Actions speak louder than words, but not in the MSFL

February 11, 2010 12:21

By

Danny Caro,

Danny Caro

2 min read

I have to admit that the first few months of football management been something of a learning curve. As a player, I pride myself on great sportsmanship. I’ve been booked only twice in 20 years. It’s a message I send across to my players before every match. I remind them that we are here to play football, and that I don’t want to see them arguing with each other, their opponents and especially the referee, regardless of how the other team behaves. In short, we try to do things the right way on and off the pitch.

Win, lose or draw, I will always shake hands with the referee at the end of the game. I know that they have a thankless task, but it appears that some officials are hotter on dealing with lip than dangerous play. This frustrates me. I’m a great believer that, when necessary, an early caution can aid a referee’s management of a football match. Having grown up watching the likes of Julian Dicks, Vinnie Jones, Graeme Souness and Stuart Pearce, I’m a great believer that it’s a man’s game.

I’m all for the RESPECT campaign and realise that referees have a tough job, but it has to work both ways. Many people manage for the love of the game. For many, it’s a voluntary position that takes up many hours a week, planning, organising, training and trying to build a squad.

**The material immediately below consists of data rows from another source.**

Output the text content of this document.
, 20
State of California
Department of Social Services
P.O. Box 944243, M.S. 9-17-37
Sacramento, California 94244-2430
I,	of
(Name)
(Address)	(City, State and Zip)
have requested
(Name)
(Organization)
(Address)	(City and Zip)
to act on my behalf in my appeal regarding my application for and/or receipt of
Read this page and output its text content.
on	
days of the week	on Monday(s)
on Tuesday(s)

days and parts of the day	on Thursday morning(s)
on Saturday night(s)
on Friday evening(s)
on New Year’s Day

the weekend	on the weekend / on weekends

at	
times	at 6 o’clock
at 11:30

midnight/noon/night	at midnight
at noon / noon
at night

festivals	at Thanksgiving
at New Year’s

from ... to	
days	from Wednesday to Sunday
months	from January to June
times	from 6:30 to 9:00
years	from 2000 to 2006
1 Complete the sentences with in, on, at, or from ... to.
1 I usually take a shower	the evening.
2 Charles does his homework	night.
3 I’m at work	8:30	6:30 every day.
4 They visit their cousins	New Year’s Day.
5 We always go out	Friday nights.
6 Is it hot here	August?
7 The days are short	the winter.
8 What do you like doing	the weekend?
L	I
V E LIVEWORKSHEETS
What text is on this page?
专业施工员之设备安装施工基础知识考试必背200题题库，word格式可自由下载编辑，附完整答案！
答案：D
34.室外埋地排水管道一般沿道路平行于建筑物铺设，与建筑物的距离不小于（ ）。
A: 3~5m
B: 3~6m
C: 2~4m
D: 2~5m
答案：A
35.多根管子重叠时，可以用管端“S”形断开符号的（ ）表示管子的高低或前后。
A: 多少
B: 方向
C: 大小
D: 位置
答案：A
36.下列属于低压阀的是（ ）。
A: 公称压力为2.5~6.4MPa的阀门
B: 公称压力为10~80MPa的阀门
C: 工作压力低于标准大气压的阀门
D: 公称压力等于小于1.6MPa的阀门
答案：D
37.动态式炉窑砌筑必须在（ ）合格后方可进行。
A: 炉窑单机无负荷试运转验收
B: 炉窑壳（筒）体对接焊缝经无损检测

Managing a predominantly young team, along with Adam Fegan, we are at our wits end about some of our rivals adopting heavy-handed tactics. We’ve had a substitute running the line attacked. A red card offence you’d think. Wrong. Nothing was done. Our captain physically assaulted. Red card? No. Just the offender told to calm down. A professional foul. Red card, surely. No. Just a yellow. And we ask ourselves, why are more and more boys dropping out of the game?